Вместо ответа Олег подошёл к голове мёртвого зверя и возложил руки на искрящуюся изумрудным светом душу...
Глава 44. Зверь
Сумеречный лес шумел, ловя кронами северный ветер. Огромные тысячелетние деревья едва шевелились под могучими ударами стихии, высоко-высоко над землёй. Зелёные волны листвы скрывали под собою целый мир, полный удивительных созданий. Величавые олени с громадными ветвистыми рогами; стаи юрких чёрных существ, движущихся в подлеске, как разлитая ртуть; невероятные птицы, парящие меж уходящих к облакам стволов; монструозные ползучие гады; смертоносные хищники и их робкие жертвы — всё это принадлежало ему, Зверю из Сумеречного леса, хозяину и стражу великого зелёного царства. Так было, пока не пришла Тьма. Она двигалась с Востока. Двигалась неспешно, шаг за шагом, год за годом. Зверь не видел падение Фурора и его предгорий, не видел опустошение равнин и холмов. Ему было не до них. Зверь считал этот лес вечным, неподвластным ничему и никому, кроме своего властителя. Но Тьма рассудила иначе. Она пришла без спроса, без предупреждения, проникла в саму сущность леса, заразила его своей порчей, извратила, исказила, поглотила без остатка. Шаг за шагом, год за годом. Зверь слишком долго не замечал перемен, а когда заметил... принял их как должное, ведь Тьма была уже в нём. Веками он оставался свидетелем того, как великий Сумеречный лес — царство жизни и воплощённое торжество природы — погибал, гнил заживо, превращаясь в прямую противоположность себя. Смерть стала хозяйкой там, где росли деревья-титаны, и Зверь верно служил ей, истребляя остатки тех, кого оберегал прежде. И вот, когда он остался один посреди мёртвой чёрной топи, Тьма, наконец, призвала его. Она велела Зверю идти в Гут Холейн, дабы нести вечный караул в его холодных чертогах, заточить себя в этом циклопическом склепе. Жестокая насмешка. Но Зверь повиновался...

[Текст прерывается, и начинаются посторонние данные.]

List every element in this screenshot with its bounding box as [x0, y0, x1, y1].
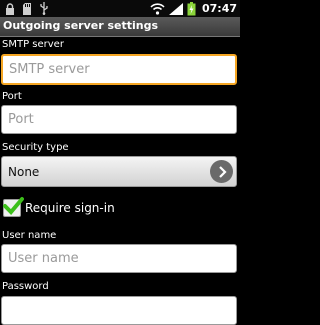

Олег стоял посреди абсолютной непроницаемой черноты. Единственное, что он мог видеть — собственное тело, человеческое, нагое, опирающееся босыми ступнями на режущий глаза мрак. Мрак ощущался гладким, холодным, и, хоть он был материален, не представлялось возможным оценить, где заканчивается и где начинается эта материальность. Олег сделал несколько шагов, шаря по сторонам руками, но не встретил препятствий, равно как и хоть какого-нибудь ориентира. Если бы не собственная видимая, несмотря на отсутствие источников света, плоть, ощущение слепоты было бы полным. Олегу казалось, будто его вырезали из реальности, или, скорее, обрезали реальность вокруг него. И только слух говорил об обратном. Биение сердца в этой мрачной тишине слышалось удивительно чётко и ясно. Вначале Олег подумал, что звук исходит из его собственной груди, но он ошибся — пульсация доносилась со стороны, и она перемещалась, двигаясь по кругу. Следом за пульсацией пришёл запах — странный терпкий аромат, отдающий хвоей, травами и... зверем. Олег сделал шаг назад, прочь от невидимой, но осязаемой угрозы, ещё шаг, и упёрся спиной в стену. Точнее, в то, что можно было принять за стену, ощупав её гладкую вертикальную поверхность. Это, как ни странно, приободрило Олега — хоть какая-то опора среди чёрной пустоты. Он пошёл вдоль стены, ощупывая её и озираясь в тщетных попытках разглядеть источник чужого сердцебиения, теперь то затихающего, то звучащего громче, словно звук проходил через меняющиеся преграды. Стена сделала поворот, и Олег свернул вправо, потом — влево, ещё раз, и снова направо. Это становилось похоже на лабиринт. Чужое сердцебиение перестало блуждать и остановилось. Теперь только меняющаяся конфигурация стен отражалась на громкости пульса, и, не смотря на перепады, громкость с каждым разом возрастала. Олег сделал очередной поворот и остолбенел — из тьмы на него смотрела пара глаз, огромных, алых, как предзакатный Рутезон. Олег стоял без движения. Глаза тоже оставались неподвижны. Возникло острое желание отступить, уйти обратно за угол, в воображаемую безопасность, но Олег переборол его и сделал шаг навстречу. Глаза тоже подались вперёд, блеснула влагой приоткрывшаяся пасть.